Pour améliorer la situation, le ministre mise sur un nouveau cursus universitaire : un master en pédagogie spécifique serait sur les rails à l’université du Luxembourg, annonce-t-il, sans toutefois donner de date de lancement.
Mais ce nouveau cursus ne suffira pas, à lui seul, à solutionner la pénurie de personnel éducatif et psychosocial – éducateurs gradués, ergothérapeutes, psychomotriciens ou encore orthophonistes – à laquelle le Luxembourg est confronté depuis plusieurs années.

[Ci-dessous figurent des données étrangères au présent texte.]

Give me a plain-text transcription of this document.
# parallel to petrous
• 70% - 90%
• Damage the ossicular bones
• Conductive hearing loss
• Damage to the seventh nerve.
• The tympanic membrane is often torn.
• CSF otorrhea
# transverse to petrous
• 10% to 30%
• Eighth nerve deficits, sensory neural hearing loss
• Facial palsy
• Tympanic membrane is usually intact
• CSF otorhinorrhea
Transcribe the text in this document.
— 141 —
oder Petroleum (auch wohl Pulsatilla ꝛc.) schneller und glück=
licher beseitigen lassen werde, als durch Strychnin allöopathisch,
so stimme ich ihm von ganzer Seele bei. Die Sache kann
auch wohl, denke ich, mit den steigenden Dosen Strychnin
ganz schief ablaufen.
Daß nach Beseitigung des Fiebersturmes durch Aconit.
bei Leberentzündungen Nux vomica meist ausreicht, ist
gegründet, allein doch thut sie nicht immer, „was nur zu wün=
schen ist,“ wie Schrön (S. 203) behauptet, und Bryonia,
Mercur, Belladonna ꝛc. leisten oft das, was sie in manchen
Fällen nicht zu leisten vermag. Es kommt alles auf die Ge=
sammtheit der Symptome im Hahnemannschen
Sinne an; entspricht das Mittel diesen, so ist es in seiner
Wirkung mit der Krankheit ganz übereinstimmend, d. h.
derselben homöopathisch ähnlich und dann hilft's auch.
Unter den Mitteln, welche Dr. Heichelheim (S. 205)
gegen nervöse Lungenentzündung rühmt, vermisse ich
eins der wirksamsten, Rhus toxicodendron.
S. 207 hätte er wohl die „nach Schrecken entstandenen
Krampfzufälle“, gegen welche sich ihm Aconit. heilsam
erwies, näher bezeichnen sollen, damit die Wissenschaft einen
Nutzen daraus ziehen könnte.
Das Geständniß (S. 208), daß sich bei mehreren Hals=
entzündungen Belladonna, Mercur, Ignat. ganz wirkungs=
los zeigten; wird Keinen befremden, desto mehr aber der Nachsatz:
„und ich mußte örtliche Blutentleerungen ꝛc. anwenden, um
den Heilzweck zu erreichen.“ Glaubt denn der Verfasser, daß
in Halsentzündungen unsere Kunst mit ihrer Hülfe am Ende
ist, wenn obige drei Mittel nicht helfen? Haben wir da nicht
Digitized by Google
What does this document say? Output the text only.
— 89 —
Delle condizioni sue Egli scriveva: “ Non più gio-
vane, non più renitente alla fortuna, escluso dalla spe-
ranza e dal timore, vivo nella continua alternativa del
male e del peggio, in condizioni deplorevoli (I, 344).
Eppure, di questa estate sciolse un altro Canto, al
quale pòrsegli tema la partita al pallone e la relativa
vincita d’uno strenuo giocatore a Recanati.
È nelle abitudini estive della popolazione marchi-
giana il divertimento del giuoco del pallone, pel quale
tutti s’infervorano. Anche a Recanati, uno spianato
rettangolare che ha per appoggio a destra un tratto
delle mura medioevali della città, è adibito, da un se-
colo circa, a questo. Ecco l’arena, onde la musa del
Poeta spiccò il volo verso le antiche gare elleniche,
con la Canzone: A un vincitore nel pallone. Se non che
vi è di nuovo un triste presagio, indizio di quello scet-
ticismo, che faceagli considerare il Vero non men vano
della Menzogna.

Des enfants privés d’aide parce que trop âgés
Désormais, plus d’autre choix que de privilégier la prise en charge des plus jeunes, quitte à laisser les grands sur le carreau : «Mon fils autiste de 15 ans est dans une école spécialisée… sans aucune aide spécialisée», résume cette maman, désespérée. «On lui a retiré son orthophoniste pour qu’il s’occupe des petits.» Une réalité constatée par de nombreuses personnes de terrain.
Ce manque cruel de professionnels qualifiés préoccupe le ministre : «Malgré des investissements conséquents et l’ouverture de 700 postes ces quatre dernières années, on est face à une pénurie et on ne peut pas recruter davantage pour l’instant», reconnaît-il. La législation de la fonction publique qui impose la maîtrise des trois langues administratives pour travailler dans les centres de compétences corse les choses puisque le pays est contraint de se priver des compétences disponibles dans les pays frontaliers.
Pour favoriser l’inclusion et espérer un jour vider les centres spécialisés de leurs élèves, la bonne volonté ne suffira pas : il faudra des ressources en nombre suffisant, des bâtiments scolaires conçus pour collaborer, et une meilleure communication entre tous les acteurs impliqués. En attendant, ce sont des générations d’enfants avec un handicap qu’on laisse au bord de ce long chemin.
Christelle Brucker
Eis Schoul : «Ici, c’est l’école qui s’adapte»
Ouverte en 2008, l’école fondamentale Eis Schoul à Luxembourg accueille 148 enfants dont 29 avec un handicap. Ils sont pris en charge au quotidien par une équipe pluridisciplinaire de 40 personnes, enseignants et professionnels éducatifs. «La différence principale par rapport à une école classique est notre temps de travail volontairement réduit à 30 heures par semaine pour laisser le temps nécessaire au travail en commun», explique Marc Hilger, enseignant et président du comité d’école.
Au sein de cet établissement public, l’inclusion n’est pas qu’un joli mot : «L’école s’adapte à l’enfant et pas l’inverse. On échange énormément, on trouve des solutions ensemble. Être réactif et physiquement proche de tous les intervenants auprès de l’enfant, c’est ça la clé du succès», résume-t-il.
Et la formule fait ses preuves : «La vie a changé du tout au tout pour ma fille», atteste cette maman. «Des enfants qui n’allaient pas bien dans le système classique s’épanouissent ici», affirme Marc Hilger. Impossible de généraliser ce modèle bien trop coûteux en ressources selon Claude Meisch, mais sans doute gagnerait-on à s’en inspirer.